La popolazione europea cresce di nemmeno l’1% annuo, con punte addirittura negative (soprattutto nei paesi dell’Est: Lettonia, Ucraina, Bulgaria sono in decrescita), e va sottolineato che anche questo piccolo aumento generale si deve principalmente ai flussi migratori che raggiungono il Vecchio Continente da Asia e Africa.
Senza immigrazione, il tasso di crescita di quasi tutti i principali paesi europei sarebbe fortemente negativo.

 

La soluzione, a questo punto è evidente, non può che venire da fuori.
E in realtà sta già arrivando mentre parliamo: si tratta dei milioni di profughi siriani (e non solo) che l’ONU ha stimato giungeranno in Europa nei prossimi vent’anni.
Sia chiaro, qui non si vogliono negare le difficoltà enormi a cui si andrà incontro a causa dell’arrivo di un flusso di persone così imponente: sistemare, e soprattutto integrare, una tale massa di migranti sarà un compito immane.
Ma le centinaia di migliaia di uomini e donne, perlopiù giovani o giovanissime, che già ci stanno raggiungendo su barconi, sui treni, o persino a piedi, sono esattamente quello di cui l’Europa ha bisogno per garantirsi un futuro.
E non da domani, ma da subito.

 

D’altronde, a smentire chi ancora avesse dubbi sull’impatto positivo dell’immigrazione nell’economia del paese ospite, ci hanno pensato l’Ocse ed uno studio della Fondazione Leone Moressa: nel 2014, in Italia, gli stranieri hanno pagato circa 6,8 miliardi di euro di Irpef, mentre hanno beneficiato del nostro Welfare per appena 3 miliardi di euro. Fatti i dovuti conti, quindi, il rapporto costi-benefici dell’immigrazione è stato, per l’Italia, largamente positivo: parliamo di un guadagno netto per il paese di quasi 4 miliardi. Un contributo fondamentale, per un paese ancora alle prese con gli strascichi di una crisi economica devastante.

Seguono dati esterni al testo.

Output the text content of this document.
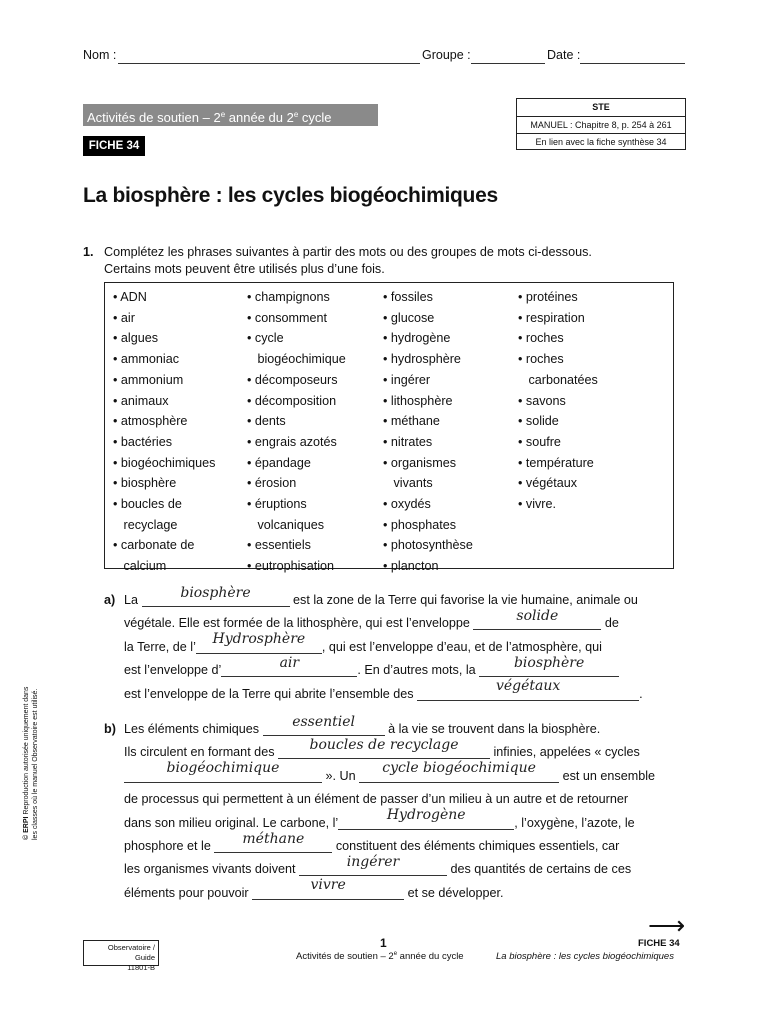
Nom :	Groupe :	Date :
Activités de soutien – 2e année du 2e cycle
FICHE 34
STE
MANUEL : Chapitre 8, p. 254 à 261
En lien avec la fiche synthèse 34
La biosphère : les cycles biogéochimiques
1. Complétez les phrases suivantes à partir des mots ou des groupes de mots ci-dessous.
Certains mots peuvent être utilisés plus d’une fois.
• ADN
• air
• algues
• ammoniac
• ammonium
• animaux
• atmosphère
• bactéries
• biogéochimiques
• biosphère
• boucles de
recyclage
• carbonate de
calcium
• champignons
• consomment
• cycle
biogéochimique
• décomposeurs
• décomposition
• dents
• engrais azotés
• épandage
• érosion
• éruptions
volcaniques
• essentiels
• eutrophisation
• fossiles
• glucose
• hydrogène
• hydrosphère
• ingérer
• lithosphère
• méthane
• nitrates
• organismes
vivants
• oxydés
• phosphates
• photosynthèse
• plancton
• protéines
• respiration
• roches
• roches
carbonatées
• savons
• solide
• soufre
• température
• végétaux
• vivre.
a) La	biosphère	est la zone de la Terre qui favorise la vie humaine, animale ou
végétale. Elle est formée de la lithosphère, qui est l’enveloppe	solide	de
la Terre, de l’	Hydrosphère	, qui est l’enveloppe d’eau, et de l’atmosphère, qui
est l’enveloppe d’	air	. En d’autres mots, la	biosphère
est l’enveloppe de la Terre qui abrite l’ensemble des	végétaux	.
b) Les éléments chimiques	essentiel	à la vie se trouvent dans la biosphère.
Ils circulent en formant des	boucles de recyclage	infinies, appelées « cycles
biogéochimique	». Un	cycle biogéochimique	est un ensemble
de processus qui permettent à un élément de passer d’un milieu à un autre et de retourner
dans son milieu original. Le carbone, l’	Hydrogène	, l’oxygène, l’azote, le
phosphore et le	méthane	constituent des éléments chimiques essentiels, car
les organismes vivants doivent	ingérer	des quantités de certains de ces
éléments pour pouvoir	vivre	et se développer.
© ERPI Reproduction autorisée uniquement dans les classes où le manuel Observatoire est utilisé.
⟶
Observatoire / Guide
11801-B
1
Activités de soutien – 2e année du cycle
FICHE 34
La biosphère : les cycles biogéochimiques
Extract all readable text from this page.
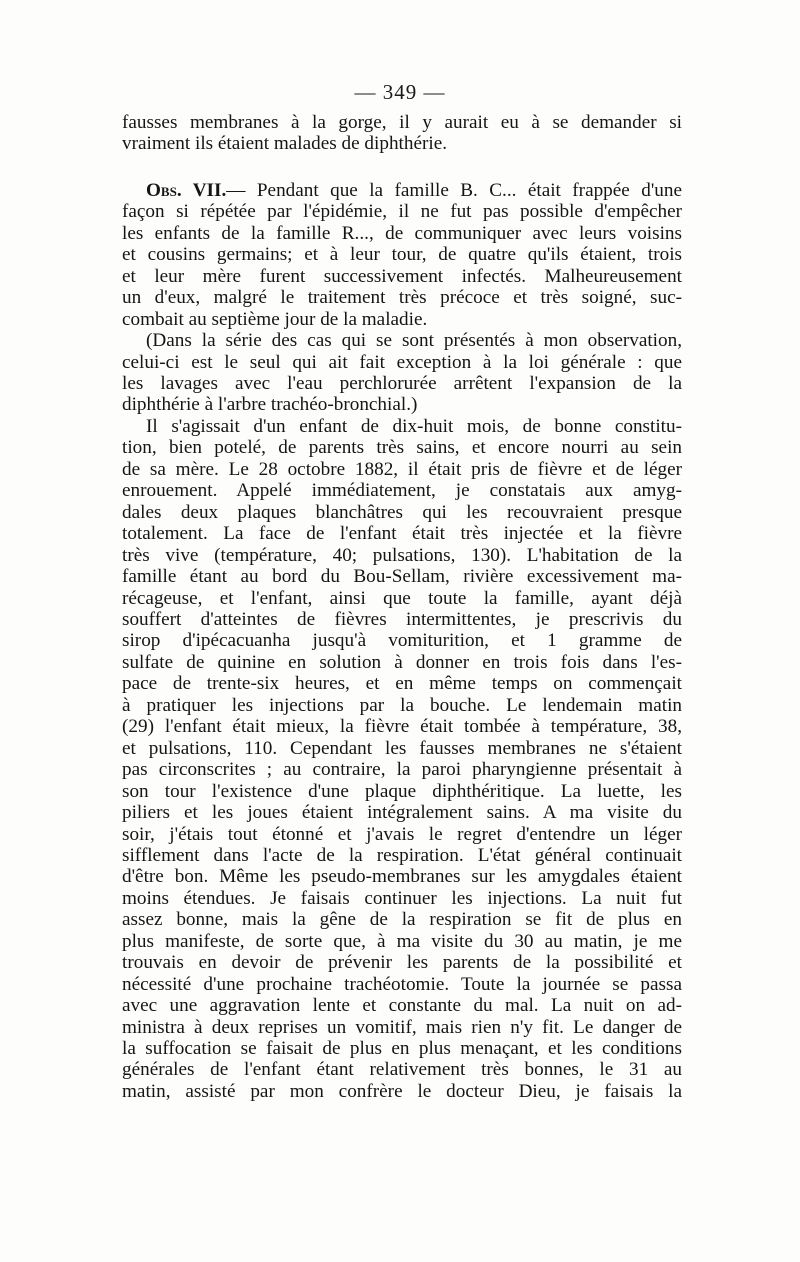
— 349 —
fausses membranes à la gorge, il y aurait eu à se demander si
vraiment ils étaient malades de diphthérie.
Obs. VII.— Pendant que la famille B. C... était frappée d'une
façon si répétée par l'épidémie, il ne fut pas possible d'empêcher
les enfants de la famille R..., de communiquer avec leurs voisins
et cousins germains; et à leur tour, de quatre qu'ils étaient, trois
et leur mère furent successivement infectés. Malheureusement
un d'eux, malgré le traitement très précoce et très soigné, suc-
combait au septième jour de la maladie.
(Dans la série des cas qui se sont présentés à mon observation,
celui-ci est le seul qui ait fait exception à la loi générale : que
les lavages avec l'eau perchlorurée arrêtent l'expansion de la
diphthérie à l'arbre trachéo-bronchial.)
Il s'agissait d'un enfant de dix-huit mois, de bonne constitu-
tion, bien potelé, de parents très sains, et encore nourri au sein
de sa mère. Le 28 octobre 1882, il était pris de fièvre et de léger
enrouement. Appelé immédiatement, je constatais aux amyg-
dales deux plaques blanchâtres qui les recouvraient presque
totalement. La face de l'enfant était très injectée et la fièvre
très vive (température, 40; pulsations, 130). L'habitation de la
famille étant au bord du Bou-Sellam, rivière excessivement ma-
récageuse, et l'enfant, ainsi que toute la famille, ayant déjà
souffert d'atteintes de fièvres intermittentes, je prescrivis du
sirop d'ipécacuanha jusqu'à vomiturition, et 1 gramme de
sulfate de quinine en solution à donner en trois fois dans l'es-
pace de trente-six heures, et en même temps on commençait
à pratiquer les injections par la bouche. Le lendemain matin
(29) l'enfant était mieux, la fièvre était tombée à température, 38,
et pulsations, 110. Cependant les fausses membranes ne s'étaient
pas circonscrites ; au contraire, la paroi pharyngienne présentait à
son tour l'existence d'une plaque diphthéritique. La luette, les
piliers et les joues étaient intégralement sains. A ma visite du
soir, j'étais tout étonné et j'avais le regret d'entendre un léger
sifflement dans l'acte de la respiration. L'état général continuait
d'être bon. Même les pseudo-membranes sur les amygdales étaient
moins étendues. Je faisais continuer les injections. La nuit fut
assez bonne, mais la gêne de la respiration se fit de plus en
plus manifeste, de sorte que, à ma visite du 30 au matin, je me
trouvais en devoir de prévenir les parents de la possibilité et
nécessité d'une prochaine trachéotomie. Toute la journée se passa
avec une aggravation lente et constante du mal. La nuit on ad-
ministra à deux reprises un vomitif, mais rien n'y fit. Le danger de
la suffocation se faisait de plus en plus menaçant, et les conditions
générales de l'enfant étant relativement très bonnes, le 31 au
matin, assisté par mon confrère le docteur Dieu, je faisais la
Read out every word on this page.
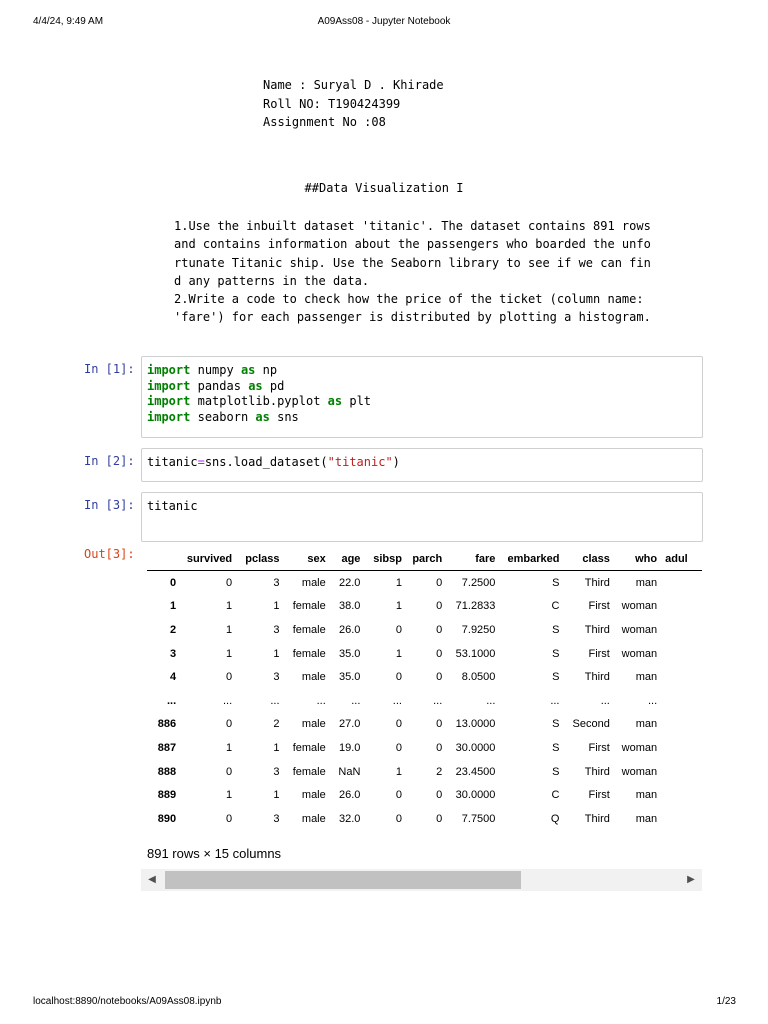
4/4/24, 9:49 AM	A09Ass08 - Jupyter Notebook
Name : Suryal D . Khirade
Roll NO: T190424399
Assignment No :08
##Data Visualization I
1.Use the inbuilt dataset 'titanic'. The dataset contains 891 rows
and contains information about the passengers who boarded the unfo
rtunate Titanic ship. Use the Seaborn library to see if we can fin
d any patterns in the data.
2.Write a code to check how the price of the ticket (column name:
'fare') for each passenger is distributed by plotting a histogram.
In [1]:	import numpy as np
import pandas as pd
import matplotlib.pyplot as plt
import seaborn as sns
In [2]:	titanic=sns.load_dataset("titanic")
In [3]:	titanic
Out[3]:
		survived	pclass	sex	age	sibsp	parch	fare	embarked	class	who	adul
0	0	3	male	22.0	1	0	7.2500	S	Third	man	
1	1	1	female	38.0	1	0	71.2833	C	First	woman	
2	1	3	female	26.0	0	0	7.9250	S	Third	woman	
3	1	1	female	35.0	1	0	53.1000	S	First	woman	
4	0	3	male	35.0	0	0	8.0500	S	Third	man	
...	...	...	...	...	...	...	...	...	...	...	
886	0	2	male	27.0	0	0	13.0000	S	Second	man	
887	1	1	female	19.0	0	0	30.0000	S	First	woman	
888	0	3	female	NaN	1	2	23.4500	S	Third	woman	
889	1	1	male	26.0	0	0	30.0000	C	First	man	
890	0	3	male	32.0	0	0	7.7500	Q	Third	man	
891 rows × 15 columns
◀	▶
localhost:8890/notebooks/A09Ass08.ipynb	1/23
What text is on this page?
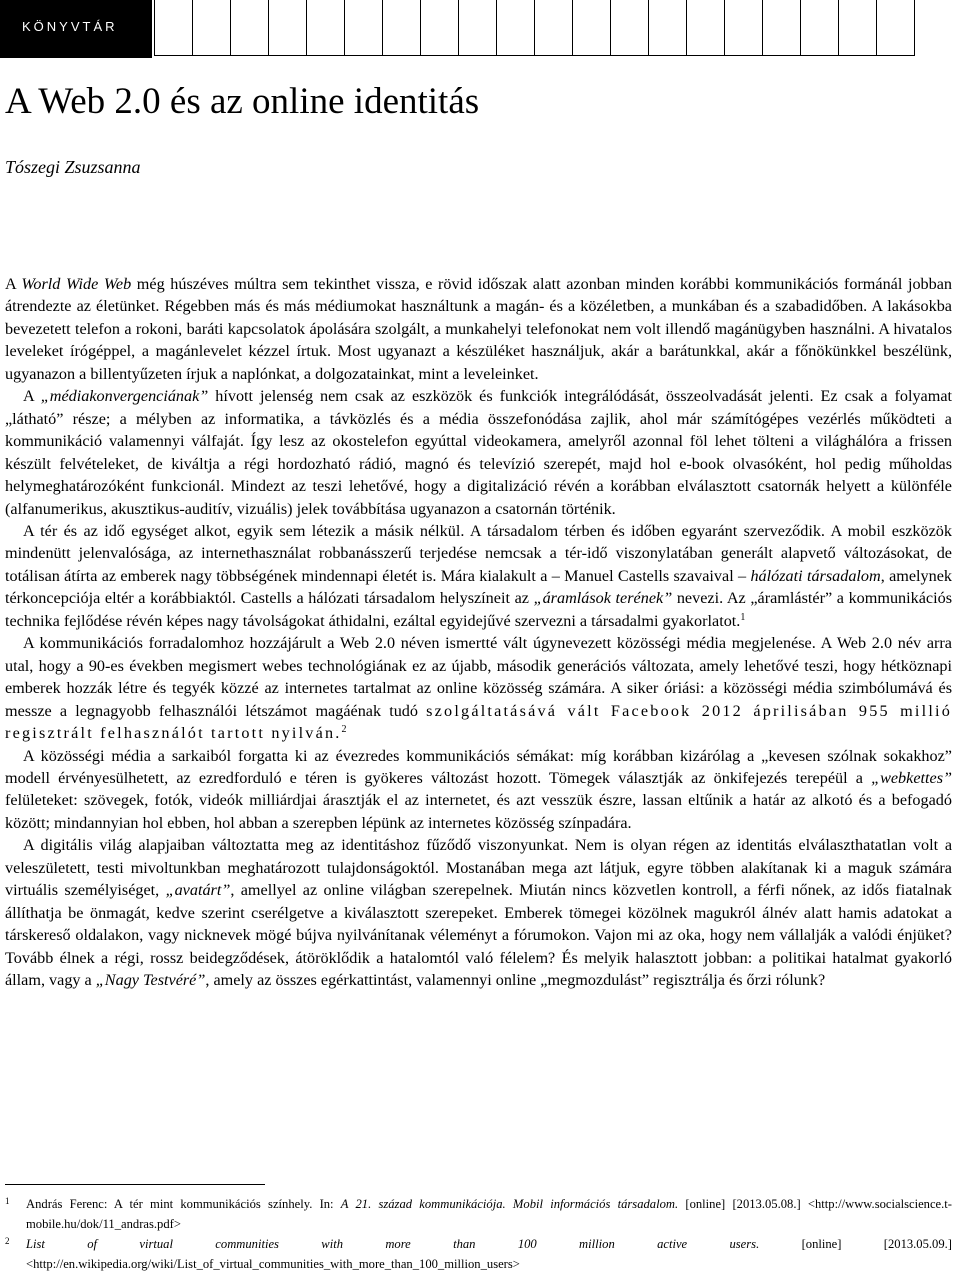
KÖNYVTÁR
A Web 2.0 és az online identitás
Tószegi Zsuzsanna

A World Wide Web még húszéves múltra sem tekinthet vissza, e rövid időszak alatt azonban minden korábbi kommunikációs formánál jobban átrendezte az életünket. Régebben más és más médiumokat használtunk a magán- és a közéletben, a munkában és a szabadidőben. A lakásokba bevezetett telefon a rokoni, baráti kapcsolatok ápolására szolgált, a munkahelyi telefonokat nem volt illendő magánügyben használni. A hivatalos leveleket írógéppel, a magánlevelet kézzel írtuk. Most ugyanazt a készüléket használjuk, akár a barátunkkal, akár a főnökünkkel beszélünk, ugyanazon a billentyűzeten írjuk a naplónkat, a dolgozatainkat, mint a leveleinket.

A „médiakonvergenciának” hívott jelenség nem csak az eszközök és funkciók integrálódását, összeolvadását jelenti. Ez csak a folyamat „látható” része; a mélyben az informatika, a távközlés és a média összefonódása zajlik, ahol már számítógépes vezérlés működteti a kommunikáció valamennyi válfaját. Így lesz az okostelefon egyúttal videokamera, amelyről azonnal föl lehet tölteni a világhálóra a frissen készült felvételeket, de kiváltja a régi hordozható rádió, magnó és televízió szerepét, majd hol e-book olvasóként, hol pedig műholdas helymeghatározóként funkcionál. Mindezt az teszi lehetővé, hogy a digitalizáció révén a korábban elválasztott csatornák helyett a különféle (alfanumerikus, akusztikus-auditív, vizuális) jelek továbbítása ugyanazon a csatornán történik.

A tér és az idő egységet alkot, egyik sem létezik a másik nélkül. A társadalom térben és időben egyaránt szerveződik. A mobil eszközök mindenütt jelenvalósága, az internethasználat robbanásszerű terjedése nemcsak a tér-idő viszonylatában generált alapvető változásokat, de totálisan átírta az emberek nagy többségének mindennapi életét is. Mára kialakult a – Manuel Castells szavaival – hálózati társadalom, amelynek térkoncepciója eltér a korábbiaktól. Castells a hálózati társadalom helyszíneit az „áramlások terének” nevezi. Az „áramlástér” a kommunikációs technika fejlődése révén képes nagy távolságokat áthidalni, ezáltal egyidejűvé szervezni a társadalmi gyakorlatot.$^1$

A kommunikációs forradalomhoz hozzájárult a Web 2.0 néven ismertté vált úgynevezett közösségi média megjelenése. A Web 2.0 név arra utal, hogy a 90-es években megismert webes technológiának ez az újabb, második generációs változata, amely lehetővé teszi, hogy hétköznapi emberek hozzák létre és tegyék közzé az internetes tartalmat az online közösség számára. A siker óriási: a közösségi média szimbólumává és messze a legnagyobb felhasználói létszámot magáénak tudó szolgáltatásává vált Facebook 2012 áprilisában 955 millió regisztrált felhasználót tartott nyilván.$^2$

A közösségi média a sarkaiból forgatta ki az évezredes kommunikációs sémákat: míg korábban kizárólag a „kevesen szólnak sokakhoz” modell érvényesülhetett, az ezredforduló e téren is gyökeres változást hozott. Tömegek választják az önkifejezés terepéül a „webkettes” felületeket: szövegek, fotók, videók milliárdjai árasztják el az internetet, és azt vesszük észre, lassan eltűnik a határ az alkotó és a befogadó között; mindannyian hol ebben, hol abban a szerepben lépünk az internetes közösség színpadára.

A digitális világ alapjaiban változtatta meg az identitáshoz fűződő viszonyunkat. Nem is olyan régen az identitás elválaszthatatlan volt a veleszületett, testi mivoltunkban meghatározott tulajdonságoktól. Mostanában mega azt látjuk, egyre többen alakítanak ki a maguk számára virtuális személyiséget, „avatárt”, amellyel az online világban szerepelnek. Miután nincs közvetlen kontroll, a férfi nőnek, az idős fiatalnak állíthatja be önmagát, kedve szerint cserélgetve a kiválasztott szerepeket. Emberek tömegei közölnek magukról álnév alatt hamis adatokat a társkereső oldalakon, vagy nicknevek mögé bújva nyilvánítanak véleményt a fórumokon. Vajon mi az oka, hogy nem vállalják a valódi énjüket? Tovább élnek a régi, rossz beidegződések, átöröklődik a hatalomtól való félelem? És melyik halasztott jobban: a politikai hatalmat gyakorló állam, vagy a „Nagy Testvéré”, amely az összes egérkattintást, valamennyi online „megmozdulást” regisztrálja és őrzi rólunk?

1 András Ferenc: A tér mint kommunikációs színhely. In: A 21. század kommunikációja. Mobil információs társadalom. [online] [2013.05.08.] <http://www.socialscience.t-mobile.hu/dok/11_andras.pdf>
2 List of virtual communities with more than 100 million active users. [online] [2013.05.09.] <http://en.wikipedia.org/wiki/List_of_virtual_communities_with_more_than_100_million_users>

E qualcuno, finalmente, sembra essersene accorto.
Perché quando Angela Merkel sceglie di aprire le porte della Germania a 500 mila rifugiati siriani l’anno non fa nient’altro, dal punto di vista economico, che garantire un futuro al sistema pensionistico tedesco e di conseguenza all’economia dell’intero paese.

 

E allora, se dopo la Germania anche il resto dell’Europa riuscisse a mettere da parte paure infondate e razzismi, e affrontasse questa situazione con coraggio e razionalità, questo flusso di migranti forse smetterebbe di apparire solo come un gigantesco problema e si rivelerebbe anche per la grande opportunità che rappresenta.
Perché ormai è chiaro che accogliere i migranti che ne hanno diritto non è soltanto un atto di umanità da cui non è possibile tirarsi indietro, ma anche un gesto di lungimiranza economica.
E chi oggi si affretta ad alzare i suoi patetici muri di filo spinato, un domani non troppo lontano potrebbe ritrovarsi ad implorare per la sua quota di immigrati siriani.